PCR was performed using the following primers: rs4965373, 5′‐GTACAGAACTTTGTAAAAACGAAAC‐3′ (forward) and 5′‐CAGTA ATTCG GCAACTCGACTCC‐3′ (reverse). The primers were synthesized by Prime software (Generay Biotech Company). The total volume of the reaction mixture was as follows: 50 μL Master mix, containing 10 μL of 5× Buffer, 4 μL of dNTP mix (2.5 mM each), 1 μL of upstream primer (10 μM), 1 μL of downstream primer (10 μM), 200 ng of genome, and 0.5 μL of PrimeSTAR HS DNA polymerase and ddH2O. The amplification conditions were as follows: (98°C, 5 minutes) 1 cycle, (98°C, 10 seconds, 55°C 10 seconds, 72°C 20 seconds) 30 cycle, (72°C 8 minutes) 1 cycle, and 4°C permanent storage. The PCR product was then digested and purified: The PCR products of 101 were mixed with 1 unit of shrimp alkaline phosphatase and 2 units of nucleic acid exonuclease I, centrifuged at 2611 g for 30 seconds, incubated at 37 for 30 minutes, reacted at 80 for 15 minutes, purified, and stored at 4°C. Sequence: Separation of nucleic acids to be measured based on the principle of complementary pairing of bases. The product was then separated by polyacrylamide gel electrophoresis and sequenced by autoradiography.
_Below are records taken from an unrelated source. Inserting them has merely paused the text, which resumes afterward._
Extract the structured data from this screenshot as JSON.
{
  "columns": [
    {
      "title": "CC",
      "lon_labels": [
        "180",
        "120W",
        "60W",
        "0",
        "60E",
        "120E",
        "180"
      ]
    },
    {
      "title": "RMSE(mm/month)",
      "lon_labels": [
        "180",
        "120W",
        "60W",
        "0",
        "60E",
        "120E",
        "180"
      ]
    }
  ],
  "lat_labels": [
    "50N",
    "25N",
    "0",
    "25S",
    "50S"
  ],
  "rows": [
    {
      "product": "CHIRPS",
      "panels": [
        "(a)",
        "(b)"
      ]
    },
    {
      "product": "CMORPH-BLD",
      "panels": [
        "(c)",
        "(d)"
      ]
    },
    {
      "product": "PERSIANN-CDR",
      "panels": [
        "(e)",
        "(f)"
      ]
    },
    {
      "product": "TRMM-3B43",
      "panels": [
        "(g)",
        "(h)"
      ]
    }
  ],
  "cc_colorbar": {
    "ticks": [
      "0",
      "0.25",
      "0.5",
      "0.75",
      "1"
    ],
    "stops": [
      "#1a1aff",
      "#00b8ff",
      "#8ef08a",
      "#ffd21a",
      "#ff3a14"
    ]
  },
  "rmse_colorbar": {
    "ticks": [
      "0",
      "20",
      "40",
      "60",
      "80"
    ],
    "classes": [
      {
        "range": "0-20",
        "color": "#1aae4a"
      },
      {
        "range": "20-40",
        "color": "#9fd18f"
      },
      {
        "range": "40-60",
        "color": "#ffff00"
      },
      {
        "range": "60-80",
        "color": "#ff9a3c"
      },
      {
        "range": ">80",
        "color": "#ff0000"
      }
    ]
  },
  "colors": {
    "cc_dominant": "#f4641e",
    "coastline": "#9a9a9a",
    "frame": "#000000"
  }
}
MassARRAY method for SEPS1 gene SNP genotyping

PCR was performed using the following primers: rs4965814, 5′‐ACGTTGGATGGCAAGCCAGGTTTAGTCTTC‐3′ (forward) and 5′‐ACGTTGGATGGCTCCTACGCACACGTGGC‐3′ (reverse); rs28665122, 5′‐ACGTTGGATGGCTCCTACGCACACGTGGC‐3′ (forward) and 5′‐ ACGTTGGATGCCAAGAGATAGC ACAGAACG‐3′ (reverse); rs34713741, 5′‐ACGTTGGATGAGGTGGACCATCA GAAGCAG‐3′ (forward) and 5′‐ACGTTGGATGTTTCAGTTCCATTTCCCCCG‐3′ (reverse). All primers were synthesized by Prime software (Generay Biotech Company). The total volume per N reaction mixtures was 4 × n (1 + 20%) μL, containing Water HPLC grade 2.8 × n × (1 + 20%) μL, 0.5 μmol/L PCR primer mix 0.5 × n × (1 + 20%) μL, 10× PCR Buffer 0.4 × n × (1 + 20%) μL, 25 mmol/L MgCl2 0.1 × n × (1 + 20%) μL, 25 mmol/L dNTP mix 1.0 × n × (1 + 20%) μL, 5 U/μL PCR Enzyme 2.8 × n × (1 + 20%) μL, and 10 ng/μL DNA n μL. The amplification conditions were as follows: step 1:95°C 2 minutes; step 2:95°C 30 seconds; step 3:56°C 30 seconds; step 4:72°C 1 minutes; step 5: go to step 2 for 45 cycles; step 6:72°C 5 minutes; and step 7:4°C Permanent storage. Multiple single base extension reactions were following: rs4965814 extension primer, 5′‐CTTGGCTGACCTTAAAC‐3′; rs28665122 extension primer, 5′‐GGACGCGGTCGTGG TCC‐3′; rs34713741 extension primer: 5′‐AGATGGGAAGCTGGGGG‐3′. Extension conditions: step 1:94°C 30 seconds; step 2:94°C 5 seconds; step 3:52°C 5 seconds; step 4:80°C 5 seconds; step 5: go to step 3 for 5 cycles; step 6: go to Step 2 for 40 cycles; step 7:72°C 3 minutes; and step 8:4°C permanent storage. After desalination treatment, the samples of resulting product were put into an array of matrix‐coated SpectroCHIP chips (supplied by Sequenom, Inc) for mass spectrometric detection.

Statistical analysis

SPSS 21.0 statistical software was used for data processing and statistical analysis. The frequency of each allele and genotype of SEPS1 was calculated. Hardy‐Weinberg equilibrium test and linkage disequilibrium test were carried out with SHEsis software to check whether each group accorded with the equilibrium. The SEPS1 gene polymorphism between the groups was compared by independent sample chi‐square test. P < 0.05 was considered statistically significant.

RESULTS

In the study of healthy control group and diabetes mellitus group, Hardy‐Weinberg equilibrium test showed that there was no significant difference in the theoretical frequency and observation frequency of the four Selenoprotein S loci genotypes in diabetes mellitus group, and there was no significant difference in the theoretical frequency and observation frequency of the other three loci except rs28665122 in healthy people, which was consistent with Hardy‐Weinberg equilibrium random mating group. After multivariate logistic regression (MLR) analysis, model fitting significance of the polymorphism of four locus of SEPS1 gene was found all are greater than 0.05 (P > 0.05), indicating that the results are not affected by other factors such as age and gender.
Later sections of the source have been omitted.